When communicating with industry associated experts, one question we were constantly asked was:"Why do you use ampicillin? Is ampicillin an adequate selection marker?" We thought about the possibility to use other antibiotics as our resistance marker, but as a huge part of our selective system was based on the beta-lactamase, we were hesitating to change our system. So, to determine whether or not ampicillin was suitable for our projects goals, we designed a series of experiments of cultivations using different setups regarding resistancy and a broad range of different ampicillin concentrations. The strain which we used was meant to immitate our final construct. That is why we transformed E. coli JS200 with pHSG-EPPolI and pSB1AK3. We cultivated 25 ml LB in 250 ml shaker flasks at 37°C and 150 RPM. Inoculation was done to gain an initial optical density of 0.1. The ampicillin concentration was varied between 0 g/l and 10 g/l. Additionally kanamycin and chloramphenicol were added at adequate concentrations to grant plasmid stability. All Experiments were also done with a JS200 strain containing the pHSG-WTPolI plasmid to determine possible differences when cultivated under ampicillin.
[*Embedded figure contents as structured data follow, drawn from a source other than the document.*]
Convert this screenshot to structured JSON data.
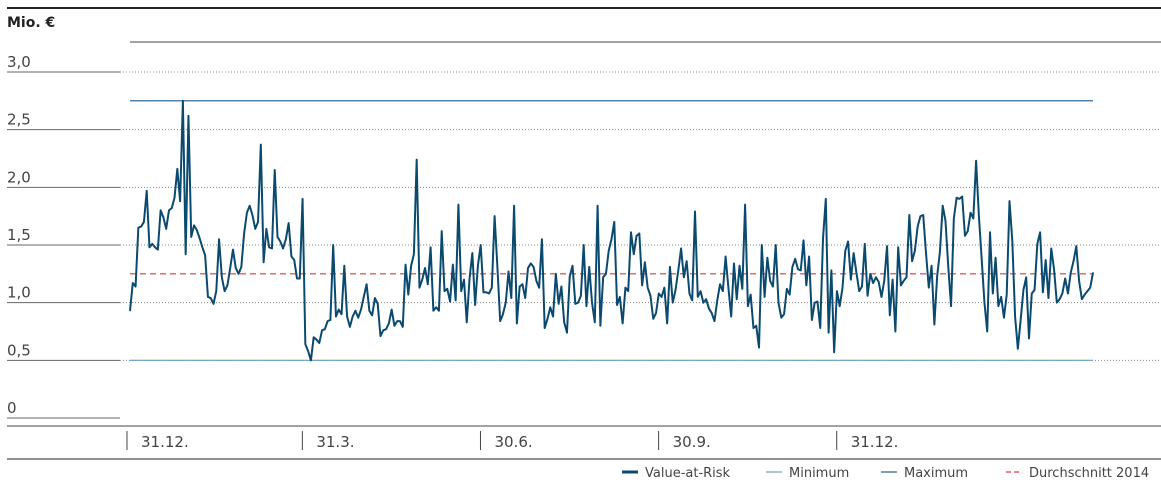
{
  "chart_data": {
    "type": "line",
    "ylabel": "Mio. €",
    "ylim": [
      0,
      3.0
    ],
    "yticks": [
      {
        "value": 0,
        "label": "0"
      },
      {
        "value": 0.5,
        "label": "0,5"
      },
      {
        "value": 1.0,
        "label": "1,0"
      },
      {
        "value": 1.5,
        "label": "1,5"
      },
      {
        "value": 2.0,
        "label": "2,0"
      },
      {
        "value": 2.5,
        "label": "2,5"
      },
      {
        "value": 3.0,
        "label": "3,0"
      }
    ],
    "xticks": [
      {
        "index": 0,
        "label": "31.12."
      },
      {
        "index": 63,
        "label": "31.3."
      },
      {
        "index": 127,
        "label": "30.6."
      },
      {
        "index": 191,
        "label": "30.9."
      },
      {
        "index": 255,
        "label": "31.12."
      }
    ],
    "grid": true,
    "legend_position": "bottom-right",
    "series": [
      {
        "name": "Value-at-Risk",
        "color": "#0b4a6f",
        "style": "solid",
        "values": [
          0.93,
          1.17,
          1.14,
          1.65,
          1.66,
          1.7,
          1.97,
          1.48,
          1.51,
          1.48,
          1.46,
          1.8,
          1.74,
          1.64,
          1.8,
          1.82,
          1.91,
          2.16,
          1.88,
          2.75,
          1.42,
          2.62,
          1.57,
          1.67,
          1.63,
          1.56,
          1.48,
          1.41,
          1.05,
          1.04,
          0.99,
          1.1,
          1.55,
          1.22,
          1.1,
          1.15,
          1.3,
          1.46,
          1.3,
          1.25,
          1.31,
          1.6,
          1.78,
          1.84,
          1.76,
          1.64,
          1.7,
          2.37,
          1.35,
          1.64,
          1.48,
          1.47,
          2.15,
          1.57,
          1.53,
          1.47,
          1.55,
          1.69,
          1.4,
          1.37,
          1.21,
          1.21,
          1.9,
          0.64,
          0.58,
          0.5,
          0.7,
          0.68,
          0.65,
          0.76,
          0.77,
          0.84,
          0.85,
          1.5,
          0.88,
          0.94,
          0.9,
          1.32,
          0.88,
          0.79,
          0.88,
          0.93,
          0.87,
          0.94,
          1.05,
          1.16,
          0.93,
          0.89,
          1.04,
          0.99,
          0.71,
          0.76,
          0.77,
          0.82,
          0.94,
          0.8,
          0.84,
          0.84,
          0.79,
          1.33,
          1.07,
          1.32,
          1.42,
          2.24,
          1.13,
          1.2,
          1.3,
          1.16,
          1.48,
          0.93,
          0.96,
          0.93,
          1.62,
          1.1,
          1.12,
          1.01,
          1.33,
          1.02,
          1.85,
          1.1,
          1.2,
          0.83,
          1.21,
          1.43,
          0.98,
          1.32,
          1.5,
          1.09,
          1.09,
          1.08,
          1.13,
          1.75,
          1.31,
          0.84,
          0.9,
          1.0,
          1.27,
          1.04,
          1.84,
          0.82,
          1.14,
          1.16,
          1.04,
          1.3,
          1.34,
          1.31,
          1.19,
          1.13,
          1.55,
          0.78,
          0.86,
          0.96,
          0.88,
          1.25,
          0.99,
          1.14,
          0.83,
          0.74,
          1.23,
          1.32,
          0.99,
          1.0,
          1.06,
          1.5,
          0.97,
          1.31,
          1.0,
          0.83,
          1.84,
          0.8,
          1.22,
          1.25,
          1.45,
          1.55,
          1.7,
          0.98,
          1.05,
          0.82,
          1.13,
          1.1,
          1.61,
          1.42,
          1.58,
          1.6,
          1.15,
          1.35,
          1.13,
          1.06,
          0.86,
          0.91,
          1.08,
          1.05,
          1.13,
          0.82,
          1.31,
          1.0,
          1.11,
          1.28,
          1.47,
          1.22,
          1.36,
          1.08,
          1.02,
          1.79,
          1.05,
          1.1,
          1.0,
          1.03,
          0.95,
          0.91,
          0.84,
          1.02,
          1.16,
          1.1,
          1.4,
          1.13,
          0.88,
          1.34,
          1.03,
          1.32,
          1.12,
          1.85,
          0.97,
          1.07,
          0.78,
          0.8,
          0.61,
          1.5,
          1.05,
          1.39,
          1.19,
          1.14,
          1.5,
          1.0,
          0.87,
          0.9,
          1.12,
          1.07,
          1.31,
          1.38,
          1.29,
          1.28,
          1.54,
          1.15,
          1.4,
          0.85,
          1.0,
          1.01,
          0.78,
          1.56,
          1.9,
          0.74,
          1.28,
          0.57,
          1.1,
          0.97,
          1.13,
          1.45,
          1.53,
          1.2,
          1.43,
          1.26,
          1.1,
          1.14,
          1.51,
          1.06,
          1.25,
          1.17,
          1.22,
          1.18,
          1.05,
          1.19,
          1.49,
          0.89,
          1.2,
          0.75,
          1.48,
          1.15,
          1.19,
          1.22,
          1.76,
          1.36,
          1.45,
          1.66,
          1.75,
          1.76,
          1.43,
          1.13,
          1.32,
          0.81,
          1.23,
          1.44,
          1.84,
          1.71,
          1.31,
          0.97,
          1.73,
          1.91,
          1.9,
          1.92,
          1.58,
          1.62,
          1.78,
          1.73,
          2.23,
          1.75,
          1.38,
          1.0,
          0.75,
          1.61,
          1.08,
          1.39,
          0.97,
          1.05,
          0.87,
          1.07,
          1.88,
          1.54,
          0.88,
          0.6,
          0.85,
          1.11,
          1.22,
          0.69,
          1.08,
          1.11,
          1.51,
          1.61,
          1.09,
          1.37,
          1.04,
          1.47,
          1.29,
          1.0,
          1.03,
          1.08,
          1.21,
          1.08,
          1.26,
          1.36,
          1.49,
          1.19,
          1.03,
          1.07,
          1.1,
          1.13,
          1.26
        ]
      }
    ],
    "reference_lines": [
      {
        "name": "Minimum",
        "value": 0.5,
        "color": "#6a9fbf",
        "style": "solid"
      },
      {
        "name": "Maximum",
        "value": 2.75,
        "color": "#1f5a8c",
        "style": "solid"
      },
      {
        "name": "Durchschnitt 2014",
        "value": 1.25,
        "color": "#e03a3a",
        "style": "dashed"
      }
    ],
    "legend": [
      {
        "label": "Value-at-Risk",
        "color": "#0b4a6f",
        "style": "solid-thick"
      },
      {
        "label": "Minimum",
        "color": "#6a9fbf",
        "style": "solid"
      },
      {
        "label": "Maximum",
        "color": "#1f5a8c",
        "style": "solid"
      },
      {
        "label": "Durchschnitt 2014",
        "color": "#e03a3a",
        "style": "dashed"
      }
    ]
  }
}
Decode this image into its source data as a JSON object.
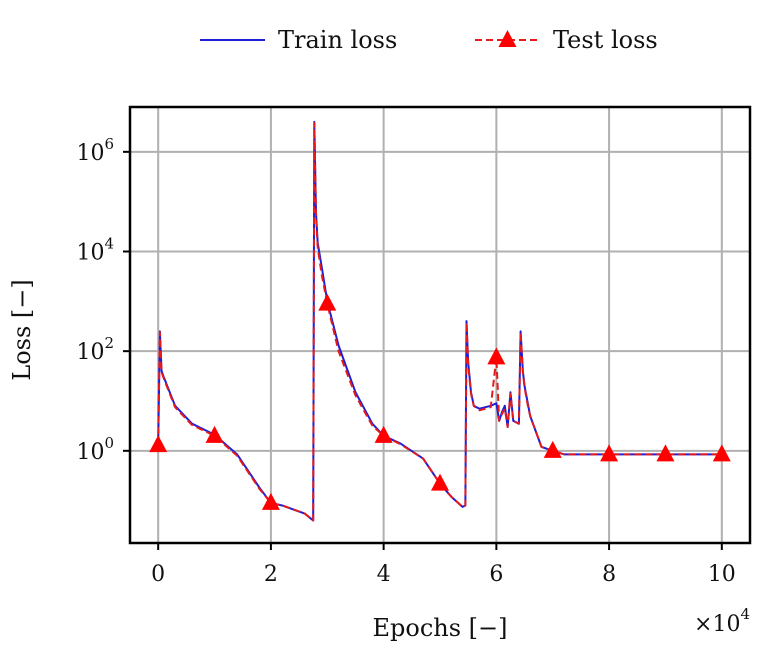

As you can see in Figures 1 and 2 higher ampicillin concentrations have a major impact on the growth properties of the strain containing the error prone DNA polymerase I. However the strain containing the plasmid carrying the wildtype DNA polymerase I is almost not influenced by a raised ampicillin concentration. The differences in ampicillin sensibility may be caused by the low fidelity property of the error prone polymerase I. The different activities directly influence the ColE1-like plasmid pSB1AK3 and connected to this, the beta-lactamase presence in culture. Based on this results, we decided that ampicillin is indeed an adequat selective marker for our system, as long as we keep the quantitative aspect of the beta-lactamase expression as low as possible. To achieve this, we integrated our reporter construct into the genome of the E. coli strain we were using. As it can be seen in Fig. 1 and Fig. 2, the lower the plasmid copy number, the more influence has ampicillin. It can be seen in Figure 2 that a higher ampicillin concentration is directly associated to the elongation of the lag phase of the respective culture. As our selection construct is meant to express beta-lactamase corellating with the binding properties of our Evobodies, we switched to different fermentation methods to change ampicillin concentration over time.

• Continous cultivation with a secondary feed in a turbidostat
• Repeated batch fermentation with different ampicillin concentrations per cycle

However, as our selection system directly correlates to the expression of the beta-lactamase, we can assume that a selective advantage through higher beta-lactamase expression would have the same impact as a lower ampicillin concentration. But what does this mean in context of the ability of ampicillin to work as a selection marker?